Hodgkin’s lymphoma is frequently diagnosed in women of reproductive age but has a high healing rate under adequate cytotoxic therapy. According to a calculation of the cancer register of the Saar region (www.krebsregister.saarland.de), more than 150 women aged between 15 and 34 develop Hodgkin’s lymphoma (HL), but the 5-year survival rate for all age groups is as high as 89% (von Wolff et al. Gynäkologische Endokrinologie 2006, 4:189-196). Therefore, all women with HL who have not completed their family planning should present to an experienced centre to receive advice on fertility protection immediately after the lymphoma is diagnosed (contacts).

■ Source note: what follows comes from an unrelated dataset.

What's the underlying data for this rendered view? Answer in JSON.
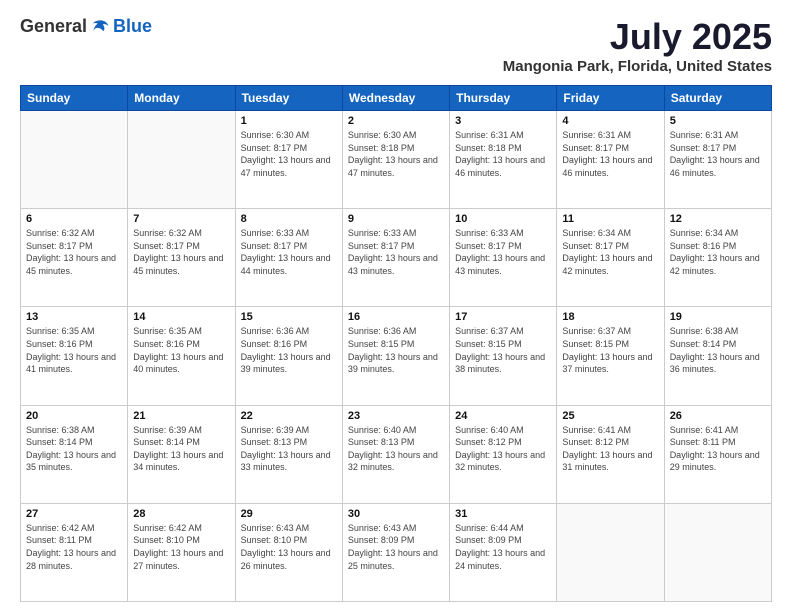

Risk of therapy-induced ovarian damage
Due to limited data, it is difficult to estimate therapy-induced ovarian damage. Some published articles are based on small case numbers or date back to the 1980s and cannot therefore be interpreted because of the change in chemotherapeutic regimens.
In a study published in 1981, 11 out of 24 patients (46%) developed secondary amenorrhea after therapy for HL based on the MOPP regimen (Mechlorethamine, Vincristine, Procarbacine, Prednisone) (Schilsky et al. Am J Med 1981, 70:552-556).
According to a study published in 1983, 17 out of 44 patients (39%) with HL developed a secondary amenorrhea after being treated with the MVPP regimen (Mechlorethamine, Vincristine, Procarbacin und Prednisone) (Whitehead et al. Cancer 1983, 52:988-993).
In 2003, a study was published in which 34 out of 84 patients (40%) developed amenorrhea after receiving treatment for HL or NHL (Franchi-Rezgui et al. Hematol J 2003, 4:116-120).
In 2005, a major study was carried out with 405 patients in an attempt to determine the amenorrhea rate as a function of age and the type of chemotherapy applied (Behringer et al. J Clin Oncol 2005, 23:7555-7564). In women < 30 years, the rate of amenorrhea was between 5-40 % and in women ≥ 30 years, it was between 5-70%. Low amenorrhea rates were found after chemotherapies using the ABVD regimen. The rate was much higher after treatment with the COPP, BEACOOP and especially after the intensified-dose BEACOOP regimen.
This study supports other data (Andre et al. Hematol Cell Ther 1997, 39:59-65; Busamolino et al. Haematologica 2000, 85:1032-1039), showing that after treatment with the ABVD regimen applied in the early stages of the lymphoma, the rate of amenorrhea is low. Therefore, it may be possible to avoid fertility protection measures when the ABVD regimen is followed.
Possibilities of fertility protection
As a rule, the full range of fertility protection measures can be offered since the cytotoxic therapy is often only initiated two weeks after the diagnosis or can be postponed so that there is a sufficient time window available.
The following fertility protection measures are possible:
As an alternative especially for patient below 35, ovarian tissue may be laparoscopically retrieved and cryopreserved. The risk of metastasis when the tissue is retransplanted must however be discussed although no such metastasis has been reported in humans after the transplantations performed so far.
In addition to the measures mentioned, GnRH analogues may be administered during chemotherapy. However, there is no clear evidence of the effectiveness of GnRH agonists yet. The general conclusion from the nine controlled studies published so far points to a protective effect, however (Blumenfeld & von Wolff Hum Reprod Update 2008 in press).
Cryopreservation of sperm is an established procedure. Before the cytotoxic therapy, one or several sperm samples are obtained by ejaculation. Cryopreservation is also useful when the sperm quality is poor. If the cryopreserved sperm is to be used at a later stage, there is a choice between the relatively simple intrauterine insemination or ICSI treatment. In principle, the prophylactic preservation of sperm can be recommended before the cytotoxic therapy is started.